One of the great things about vision research is all the cool illusions. Visual illusions are wonderful tools for understanding the visual system. Usually, your brain does such an amazing job of reconstructing the outside world from the pattern of photons flickering on your retina, that it’s hard even to appreciate how incredibly complex the task actually is. Visual illusions occur when your brain makes a rare mistake — often because it’s made an assumption which turned out not to be true. Exploring how and when visual illusions occur can uncover the assumptions the brain makes about the world, and reveal how it does such a good job of constructing our visual reality.

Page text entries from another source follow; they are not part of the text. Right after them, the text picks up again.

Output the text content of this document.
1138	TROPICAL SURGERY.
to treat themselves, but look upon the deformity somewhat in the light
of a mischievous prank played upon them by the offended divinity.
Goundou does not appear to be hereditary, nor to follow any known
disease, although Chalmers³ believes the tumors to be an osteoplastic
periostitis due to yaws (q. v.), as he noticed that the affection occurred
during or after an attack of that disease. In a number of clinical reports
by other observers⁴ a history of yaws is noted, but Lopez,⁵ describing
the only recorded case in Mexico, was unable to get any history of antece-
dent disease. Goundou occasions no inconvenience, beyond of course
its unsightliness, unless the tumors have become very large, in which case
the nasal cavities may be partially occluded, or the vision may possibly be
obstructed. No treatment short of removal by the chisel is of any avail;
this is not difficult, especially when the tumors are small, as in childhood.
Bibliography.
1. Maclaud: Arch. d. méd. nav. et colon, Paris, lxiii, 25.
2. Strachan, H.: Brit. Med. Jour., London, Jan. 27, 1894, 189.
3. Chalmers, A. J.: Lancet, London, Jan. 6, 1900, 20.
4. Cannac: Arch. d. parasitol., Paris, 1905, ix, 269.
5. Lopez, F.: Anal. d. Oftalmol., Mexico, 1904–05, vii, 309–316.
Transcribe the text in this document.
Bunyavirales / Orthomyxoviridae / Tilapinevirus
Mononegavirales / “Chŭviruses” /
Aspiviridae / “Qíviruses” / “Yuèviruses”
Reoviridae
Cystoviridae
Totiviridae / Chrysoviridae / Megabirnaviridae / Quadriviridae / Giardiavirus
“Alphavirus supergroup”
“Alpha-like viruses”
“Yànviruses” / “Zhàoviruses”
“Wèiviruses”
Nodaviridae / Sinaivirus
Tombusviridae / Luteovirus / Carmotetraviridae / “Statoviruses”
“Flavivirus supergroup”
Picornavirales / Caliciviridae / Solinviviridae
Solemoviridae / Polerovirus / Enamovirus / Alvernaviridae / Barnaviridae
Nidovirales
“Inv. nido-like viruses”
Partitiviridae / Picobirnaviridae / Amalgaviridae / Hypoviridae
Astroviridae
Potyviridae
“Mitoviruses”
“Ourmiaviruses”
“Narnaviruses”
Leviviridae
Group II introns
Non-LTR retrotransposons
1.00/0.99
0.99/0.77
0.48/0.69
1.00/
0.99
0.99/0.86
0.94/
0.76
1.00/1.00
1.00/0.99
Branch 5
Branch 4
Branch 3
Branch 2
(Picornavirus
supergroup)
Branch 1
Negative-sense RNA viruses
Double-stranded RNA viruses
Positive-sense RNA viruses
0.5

The illusions I study and try to explain in my work all involve binocular vision, which is hard to present on the web. However, on this page, I’ve collected a few of my favourite illusions which don’t need stereo vision. (Although if you’re interested in illusions, there are much better sites elsewhere, e.g. Michael Bach’s here.)
Nice face, nasty face
This lovely illusion was made by Aude Oliva (Massachusetts Institute of Technology, Cambridge, USA) and Philippe G. Schyns (University of Glasgow, Glasgow, UK).
Which face looks nice, and which scary? Now walk back several feet from your computer and look again from across the room. (If things look the same, you may need to walk back a bit further! If you’re short of space, try scrunching up your eyes). Now which face looks nice, and which nasty?
Explanation This image was made by taking an angry male face and a neutral female face, and filtering them both twice, once so as to remove the low spatial frequencies (the broad regions of light and dark you see if you scrunch your eyes up) and once so as to remove the high spatial frequencies (the details that you can only see up close). The left-hand image is a composite of the low spatial frequencies (SFs) from the woman’s face, and the high-SFs from the man’s, whereas for the right-hand image, it’s the other way round. Up close, the high SFs dominate, and the left-hand image looks nasty. When you move further away, you can’t see the high SFs, because your visual system can’t see fine detail from that distance. So, you lose the monstrous high SFs in the left-hand image, making it look normal. Conversely in the right-hand image, you lose the high SFs depicting the female face, and all you are left with is a blurred image of an angry male face. Pretty cool!
This illusion, created by A. Kitoaka, is so powerful it’s hard to believe it’s not really an animation. But you can check — notice how the “snake” you are looking at never squirms, only the ones you can see out of the corner of your eye… Backus & Oruc present an explanation of this illusory rotation in terms of temporal phase advance in the neuronal response at high contrast (article here ).